Thursday, March 13, 2025

I Lose My Job




Many people today are worried about losing their jobs, especially those with government jobs. In his recent speech to Congress, President Trump read a long list of wasteful and unnecessary spending on the part of the federal government and promised significant cuts. Even state and local government employees are worried since the loss of Federal grants might cause them to lose their jobs.

I know from experience that it is a hard thing to lose your job. Back in 1972 I lost my job as an Assistant Professor of History at a small Catholic college in Connecticut. The college had only come into existence ten years earlier as an experiment in Catholic higher education. It was to be run entirely by lay people although the local bishop would still head the Board of Directors. In addition, there would be no dorms, and the students would all be commuters or day hops. 

Initially, the school flourished as students and parents took advantage of the low cost. Also, during the Vietnam war many young men enrolled to avoid the draft. However, by 1972 the war was winding down and enrollment was dropping. As a result, administration decided to cut costs by trimming the faculty and did so by declining to grant tenure to anyone eligible that year.

Seven of us were denied tenure that year. Tenure is an unfamiliar concept to most people. For academics, it meant that once you receive tenure, it was almost impossible to lose your position thereafter. You have a job for life. In effect, the seven years I had been teaching there were a probationary period. 

I did have some paranoia about my dismissal. I thought that the administration had decided to terminate seven people just to get rid of me since I was the elected head of the faculty association. In academe it was not called a union, but it had some resemblance although there was no collective bargaining. I had also been overwhelmingly elected to the Faculty Senate during the years of student unrest that accompanied the increasingly unpopular war in Vietnam. 

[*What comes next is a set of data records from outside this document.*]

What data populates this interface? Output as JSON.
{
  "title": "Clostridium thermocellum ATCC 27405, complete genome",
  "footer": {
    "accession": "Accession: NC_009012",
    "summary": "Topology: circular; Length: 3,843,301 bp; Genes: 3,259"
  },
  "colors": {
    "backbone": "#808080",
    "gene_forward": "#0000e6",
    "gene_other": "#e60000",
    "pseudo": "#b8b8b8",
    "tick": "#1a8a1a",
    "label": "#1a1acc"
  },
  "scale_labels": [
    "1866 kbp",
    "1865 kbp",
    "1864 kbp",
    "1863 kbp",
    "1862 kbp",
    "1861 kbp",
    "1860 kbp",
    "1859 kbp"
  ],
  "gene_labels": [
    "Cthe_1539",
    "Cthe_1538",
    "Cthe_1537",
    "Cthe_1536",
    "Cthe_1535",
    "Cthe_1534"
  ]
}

Looking back now, I can see that while administrators might have been glad to see me go, I did not have a strong case for tenure. I was not a popular teacher since I had a reputation of being a hard grader. As an academic, it took seven years for me to complete my doctoral dissertation, and I had no publications to my credit. Coincidentally, I received my doctorate on the same day my tenure appeal was denied. 

So, in the Spring of 1972, I was thirty-three years old and out of a job. Complicating things was the fact that my wife and I had five small children ranging in age from 8 to 2. We had bought a small house in Fairfield with help from my father who provided the $2000 down payment. We lived from paycheck to paycheck and had only meager savings. Teaching jobs were nonexistent in the area, and we did not want to relocate our family.

I had to find work out of academe, but my doctorate made me virtually unemployable. Prospective employers would only laugh and say that someone with your education would not be happy or useful working for them. Eventually, the only employers interested in me were insurance companies always on the lookout for new agents who basically worked on a commission basis. No sales meant no pay. 

At that time, most academics looked down their noses at people engaged in business. Today, practically everyone goes to college to study business, but back in 1972 the business department at our school had only a few majors. Just as today, people in higher education tended to frown on those who worked for profit. Insurance agents were regarded as the lowest of the low in the business world, maybe just a notch above used car salesmen.

Nevertheless, I had no choice. I interviewed with a couple of companies but one seemed to have a novel approach. It was then among the leaders in the nascent mutual fund industry and offered low-cost life insurance as a supplement to mutual fund investing. I did fail their aptitude test that showed that I was an academic with no aptitude for sales. The office manager, whose contempt for academics matched mine for salesmen, informed me that he would not be able to take me on, but when I asked if I could borrow the study materials he had given me, he admired my persistence and immediately changed his mind. It was no skin off his nose since it was a commission only job. So, I became a salesman, a peddler of life insurance and mutual funds.

Needless to say, it was extremely difficult. Most new agents flunked out in weeks or months. The aptitude analysis was correct, but it only measured what I was and not what I could become. Only with the help and unflagging support of my wife, who went back to nursing, was I able to survive the first year and develop the knowledge, skills, and experience needed for success in this very competitive field. As the years went by, successful sales agents would morph into financial planners no longer dependent on commissions. Over the next 35 years I was able to build a very successful financial planning practice with hundreds of contented clients. 

In my case, losing my job was one of the best things that ever happened to me and my family.